境界を越えた分離壁の建設

境界を越えた分離壁の建設

この一方でイスラエルはパレスチナ人居住区とを分断する壁を一方的に築いている。イスラエルは「Wall(壁)」ではなく「Fence(フェンス、柵)」であると主張し、「反テロフェンス」と呼んでいる。壁は、イスラエル領土だけで無く、イスラエル領域外の入植地を囲む形で建設が進められている。第1次中東戦争の停戦ラインでパレスチナ側とされた領域も壁の内部に取り込まれており、事実上の領土拡大を進めている。2004年7月9日、国際司法裁判所は、イスラエルによる占領下にあるパレスチナにおける壁の建設が国際法に違反するという勧告的意見を下した。イスラエル側は現在も壁の建設を続行している(エルサレム周辺地図(英語) 青地がイスラエル入植地、灰地がパレスチナ人居留区、黒実線が壁、灰実線が計画中の壁。全体図は外部リンクからパレスチナ赤新月社による地図参照)
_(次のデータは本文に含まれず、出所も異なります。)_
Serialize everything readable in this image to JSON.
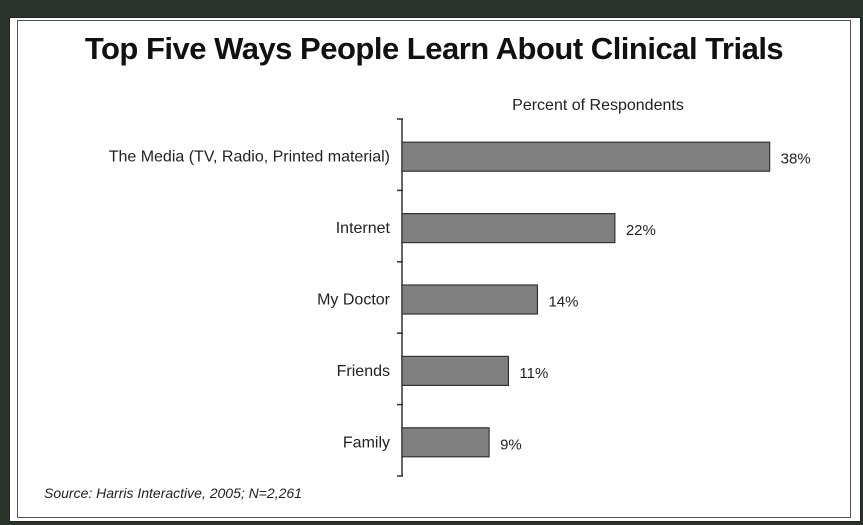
{
  "chart_data": {
    "type": "bar",
    "orientation": "horizontal",
    "title": "Top Five Ways People Learn About Clinical Trials",
    "subtitle": "Percent of Respondents",
    "categories": [
      "The Media (TV, Radio, Printed material)",
      "Internet",
      "My Doctor",
      "Friends",
      "Family"
    ],
    "values": [
      38,
      22,
      14,
      11,
      9
    ],
    "value_labels": [
      "38%",
      "22%",
      "14%",
      "11%",
      "9%"
    ],
    "xlim": [
      0,
      40
    ],
    "bar_color": "#808080",
    "grid": false,
    "source": "Source: Harris Interactive, 2005; N=2,261"
  },
  "colors": {
    "background": "#2b332d",
    "panel": "#ffffff",
    "bar": "#808080"
  }
}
また、単に壁を作るだけではなく、道路の通行規制も行っている。パレスチナ自治区であるべき地域に、イスラエル人専用道路(パレスチナ人立ち入り禁止)や、パレスチナ人の通行制限されている道路が多数存在している(地図:ヨルダン渓谷沿い入植地群)。さらに、イスラエルは要所に検問所を設け、気まぐれに通行規制を行い、パレスチナの多数の病人や怪我人を死に追いやっている。また、パレスチナより先進医療の整備されたイスラエルでの治療を求める患者に対し、イスラエルの密告者(スパイ)になるよう要求し、断った者に治療拒否する事件も起きている(Israel accused of forcing patients to be informers(「イスラエル、患者に密告者であることを強制し非難される」、英語))。このようにしてイスラエルは、パレスチナ人のあらゆる交通・物流を制限し、居住区に押し込めている。

<アラファト後>
アラファト議長(正式には大統領であるが、日本などはまだ国家として承認していないためこのように呼んだ。日本政府の正式な呼称は「自治政府長官」であったが、2006年に「自治政府大統領」に改められた)の死後、2005年1月の自治政府議長選ではマフムード・アッバースが当選した。しかし、選挙中に武装部門のファタハに担ぎ上げられたり、その一方で武装闘争は誤りであったと述べるなどという言動もあったので過激派への対策がどのようになるかは不透明である。

<ガザ撤退と西岸の入植地堅持>
2005年4月には、アメリカの大統領のブッシュがイスラエル首相のアリエル・シャロンとの会談で、2005年8月を目処にイスラエル側がガザ地区の入植地からの撤退を予定する一方でヨルダン川西岸地区最大のマーレ・アドミム地区への入植地拡大を計画していることに対し、「中東和平の行程表(ロードマップ)に反する。」として、強い懸念を示した。シャロンと「約束の地」への思い入れが強い宗教右派の間には対立が存在し、更には入植者が強い抵抗を示す中で、治安部隊によるガザからの退去作業が8月17日より開始され、ガザの入植地は解体された。しかし、ヨルダン川西岸地区の入植地は明け渡さず、逆に新たな入植地の拡大を進めている。

<選挙でのハマースの勝利>
2006年1月には、パレスチナ総選挙でハマースが第一党になり、3月29日、アッバース議長の元でハマースのハニーヤ内閣が成立した。ハマースをテロ組織と指定するEU、アメリカ、日本などは援助を差し止め、ファタハとハマースの武装衝突が激化するなど、パレスチナの混迷が続いている。